My inner Latina stopped her twisty moves and bent down, doubled over in laughter. The instructor held her hand to her mouth and tried not to lock eyes with me in the mirrors. And the woman beside me – whom I’d also nearly hit in this moment of aerobic ecstasy – walked up to her friend in the front row, whispered in her ear and pointed back at me.
Were I 25 years younger, this would have become my “Most Embarrassing Moment Ever,” the one I wrote in to Teen magazine to try and win the $25 publishing prize.
But then the whispering woman did the most curious thing. She walked up to me. She put her arm around me. She started laughing, and she said, “You know what? I like you!”
And I told her I sure liked her in reply.
I suppose it hit me at that moment: there’s something to hearing – literally hearing someone say those three sacred words – I like you.
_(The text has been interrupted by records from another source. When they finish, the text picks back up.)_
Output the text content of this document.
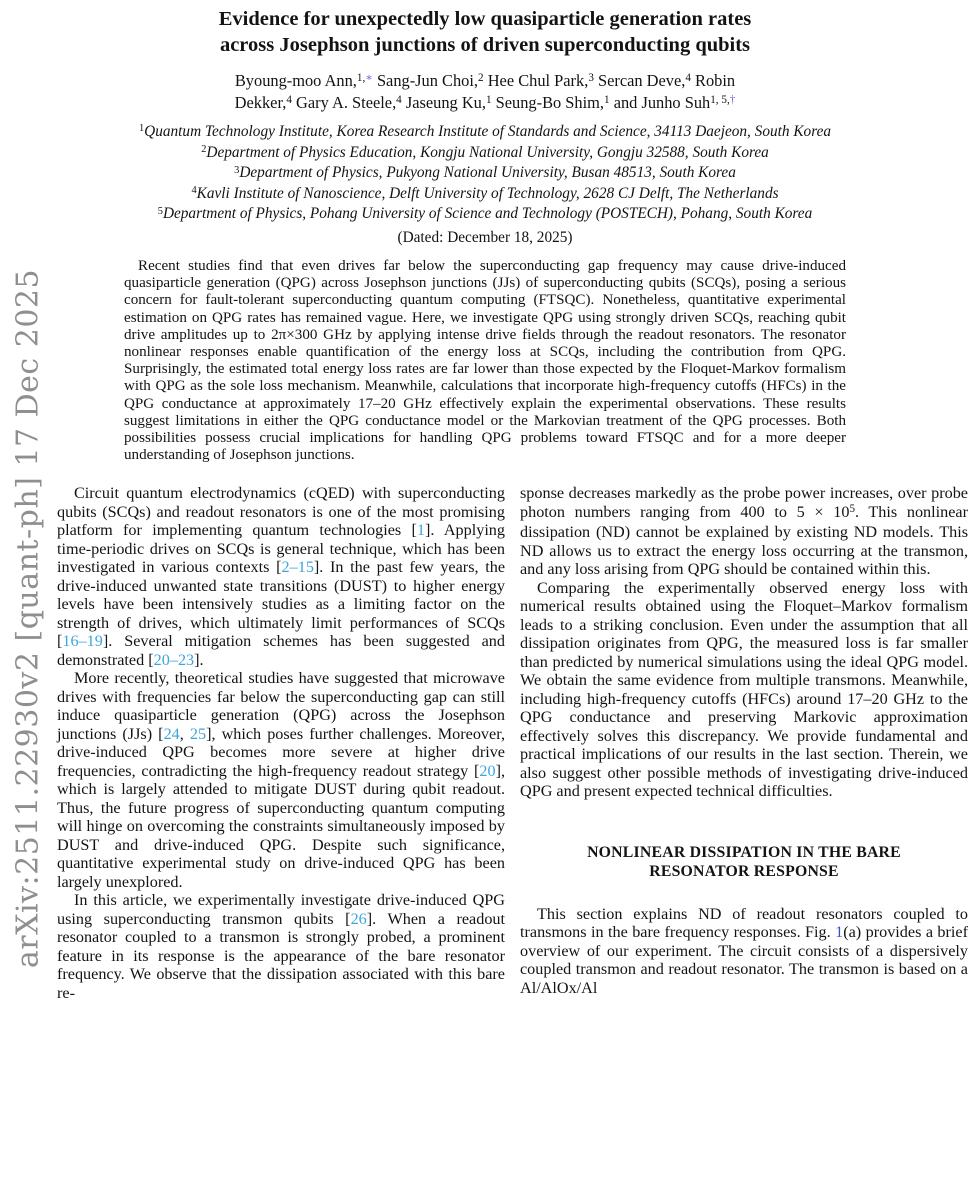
arXiv:2511.22930v2 [quant-ph] 17 Dec 2025
Evidence for unexpectedly low quasiparticle generation rates
across Josephson junctions of driven superconducting qubits
Byoung-moo Ann,$^{1,∗}$ Sang-Jun Choi,$^2$ Hee Chul Park,$^3$ Sercan Deve,$^4$ Robin
Dekker,$^4$ Gary A. Steele,$^4$ Jaseung Ku,$^1$ Seung-Bo Shim,$^1$ and Junho Suh$^{1, 5,\dagger}$
$^1$Quantum Technology Institute, Korea Research Institute of Standards and Science, 34113 Daejeon, South Korea
$^2$Department of Physics Education, Kongju National University, Gongju 32588, South Korea
$^3$Department of Physics, Pukyong National University, Busan 48513, South Korea
$^4$Kavli Institute of Nanoscience, Delft University of Technology, 2628 CJ Delft, The Netherlands
$^5$Department of Physics, Pohang University of Science and Technology (POSTECH), Pohang, South Korea
(Dated: December 18, 2025)
Recent studies find that even drives far below the superconducting gap frequency may cause drive-induced quasiparticle generation (QPG) across Josephson junctions (JJs) of superconducting qubits (SCQs), posing a serious concern for fault-tolerant superconducting quantum computing (FTSQC). Nonetheless, quantitative experimental estimation on QPG rates has remained vague. Here, we investigate QPG using strongly driven SCQs, reaching qubit drive amplitudes up to 2π×300 GHz by applying intense drive fields through the readout resonators. The resonator nonlinear responses enable quantification of the energy loss at SCQs, including the contribution from QPG. Surprisingly, the estimated total energy loss rates are far lower than those expected by the Floquet-Markov formalism with QPG as the sole loss mechanism. Meanwhile, calculations that incorporate high-frequency cutoffs (HFCs) in the QPG conductance at approximately 17–20 GHz effectively explain the experimental observations. These results suggest limitations in either the QPG conductance model or the Markovian treatment of the QPG processes. Both possibilities possess crucial implications for handling QPG problems toward FTSQC and for a more deeper understanding of Josephson junctions.

Circuit quantum electrodynamics (cQED) with superconducting qubits (SCQs) and readout resonators is one of the most promising platform for implementing quantum technologies [1]. Applying time-periodic drives on SCQs is general technique, which has been investigated in various contexts [2–15]. In the past few years, the drive-induced unwanted state transitions (DUST) to higher energy levels have been intensively studies as a limiting factor on the strength of drives, which ultimately limit performances of SCQs [16–19]. Several mitigation schemes has been suggested and demonstrated [20–23].

More recently, theoretical studies have suggested that microwave drives with frequencies far below the superconducting gap can still induce quasiparticle generation (QPG) across the Josephson junctions (JJs) [24, 25], which poses further challenges. Moreover, drive-induced QPG becomes more severe at higher drive frequencies, contradicting the high-frequency readout strategy [20], which is largely attended to mitigate DUST during qubit readout. Thus, the future progress of superconducting quantum computing will hinge on overcoming the constraints simultaneously imposed by DUST and drive-induced QPG. Despite such significance, quantitative experimental study on drive-induced QPG has been largely unexplored.

In this article, we experimentally investigate drive-induced QPG using superconducting transmon qubits [26]. When a readout resonator coupled to a transmon is strongly probed, a prominent feature in its response is the appearance of the bare resonator frequency. We observe that the dissipation associated with this bare re-

sponse decreases markedly as the probe power increases, over probe photon numbers ranging from 400 to $5 \times 10^5$. This nonlinear dissipation (ND) cannot be explained by existing ND models. This ND allows us to extract the energy loss occurring at the transmon, and any loss arising from QPG should be contained within this.

Comparing the experimentally observed energy loss with numerical results obtained using the Floquet–Markov formalism leads to a striking conclusion. Even under the assumption that all dissipation originates from QPG, the measured loss is far smaller than predicted by numerical simulations using the ideal QPG model. We obtain the same evidence from multiple transmons. Meanwhile, including high-frequency cutoffs (HFCs) around 17–20 GHz to the QPG conductance and preserving Markovic approximation effectively solves this discrepancy. We provide fundamental and practical implications of our results in the last section. Therein, we also suggest other possible methods of investigating drive-induced QPG and present expected technical difficulties.

NONLINEAR DISSIPATION IN THE BARE RESONATOR RESPONSE

This section explains ND of readout resonators coupled to transmons in the bare frequency responses. Fig. 1(a) provides a brief overview of our experiment. The circuit consists of a dispersively coupled transmon and readout resonator. The transmon is based on a Al/AlOx/Al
Most of us, if we’re lucky, get to hear the all-important I love you on a regular basis. My babies say it in a drunkenly slurring sort of way, and the HBH (Hot Black Husband) says it and means it on a regular basis. Elmo says it on Sesame Street, and Gaga says it like she’s a broken record player when we call her on FaceTime.
But I don’t always hear I like you on a regular basis.
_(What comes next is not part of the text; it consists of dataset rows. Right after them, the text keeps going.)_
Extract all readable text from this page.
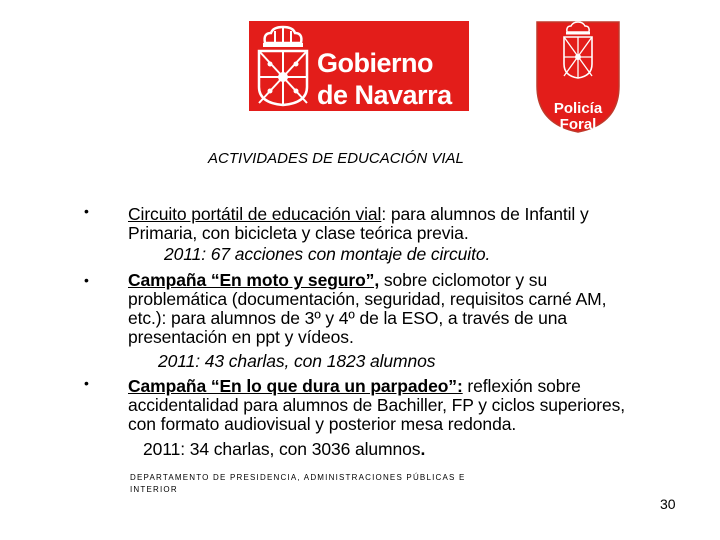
Gobierno
de Navarra	Policía
Foral
ACTIVIDADES DE EDUCACIÓN VIAL
•
•
•
Circuito portátil de educación vial: para alumnos de Infantil y
Primaria, con bicicleta y clase teórica previa.
2011: 67 acciones con montaje de circuito.
Campaña “En moto y seguro”, sobre ciclomotor y su
problemática (documentación, seguridad, requisitos carné AM,
etc.): para alumnos de 3º y 4º de la ESO, a través de una
presentación en ppt y vídeos.
2011: 43 charlas, con 1823 alumnos
Campaña “En lo que dura un parpadeo”: reflexión sobre
accidentalidad para alumnos de Bachiller, FP y ciclos superiores,
con formato audiovisual y posterior mesa redonda.
2011: 34 charlas, con 3036 alumnos.
DEPARTAMENTO DE PRESIDENCIA, ADMINISTRACIONES PÚBLICAS E
INTERIOR
30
Maybe it speaks to my seventh grade self, the one that passed notes to all of her best friends between classes like the Easter Bunny passes out chocolate replicas of his bunny self over resurrection weekend.
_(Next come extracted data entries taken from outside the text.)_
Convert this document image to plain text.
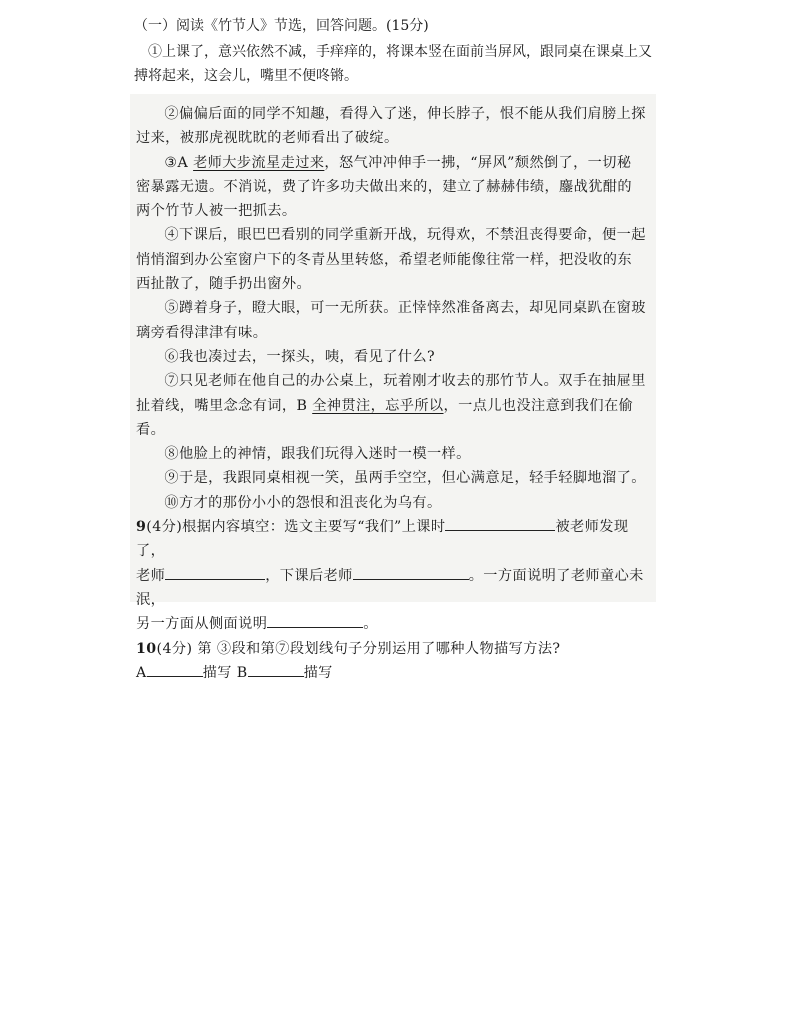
（一）阅读《竹节人》节选，回答问题。(15分)
①上课了，意兴依然不减，手痒痒的，将课本竖在面前当屏风，跟同桌在课桌上又搏将起来，这会儿，嘴里不便咚锵。

②偏偏后面的同学不知趣，看得入了迷，伸长脖子，恨不能从我们肩膀上探过来，被那虎视眈眈的老师看出了破绽。

③A 老师大步流星走过来，怒气冲冲伸手一拂，“屏风”颓然倒了，一切秘密暴露无遗。不消说，费了许多功夫做出来的，建立了赫赫伟绩，鏖战犹酣的两个竹节人被一把抓去。

④下课后，眼巴巴看别的同学重新开战，玩得欢，不禁沮丧得要命，便一起悄悄溜到办公室窗户下的冬青丛里转悠，希望老师能像往常一样，把没收的东西扯散了，随手扔出窗外。

⑤蹲着身子，瞪大眼，可一无所获。正悻悻然准备离去，却见同桌趴在窗玻璃旁看得津津有味。

⑥我也凑过去，一探头，咦，看见了什么?

⑦只见老师在他自己的办公桌上，玩着刚才收去的那竹节人。双手在抽屉里扯着线，嘴里念念有词，B 全神贯注，忘乎所以，一点儿也没注意到我们在偷看。

⑧他脸上的神情，跟我们玩得入迷时一模一样。

⑨于是，我跟同桌相视一笑，虽两手空空，但心满意足，轻手轻脚地溜了。

⑩方才的那份小小的怨恨和沮丧化为乌有。

9(4分)根据内容填空：选文主要写“我们”上课时	被老师发现了，
老师	，下课后老师	。一方面说明了老师童心未泯，
另一方面从侧面说明	。

10(4分) 第 ③段和第⑦段划线句子分别运用了哪种人物描写方法?
A	描写 B	描写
I like you. Do you like me? Check yes. Check no. Check maybe so.
Saying I like you seemed to roll off our tongues. It’s just what we said and did, maybe because we knew saying I love you actually came with series consequences. Those words couldn’t be taken lightly. But apparently I heard the former phrase enough to gain a “positive self esteem” that eventually carried me through life.
So when a stranger at the gym, someone I’ve spoken a mere ten words to in my short Monday morning Zumba career, and whom I’ve only interacted with in passing, pulled me close to her and whispered it in my ear, it sparked something in me.
Maybe she likes me because I make her laugh. Maybe she likes me because I don’t take myself – or others – too seriously. Maybe she just likes me for me.
When someone pulls us close and whispers these sacred words, we’re reminded that we matter, that we have meaning, that who we are at our core is good and necessary and just plain likable. We’re liked with all our quirks and mannerisms, with all those things that make us us, that separate us from the gang, that make us unique and individual. We’re liked for us.
So, let’s do this: let’s first of all believe that we’re likable ourselves – I like you, I like you, I like you! See, didn’t you need to hear that?
And then, let’s tell someone else they’re likable today. See it. Name it. Claim it.
Will you join me?
Hey! I like you. Isn’t that just good to hear sometimes? Believe it.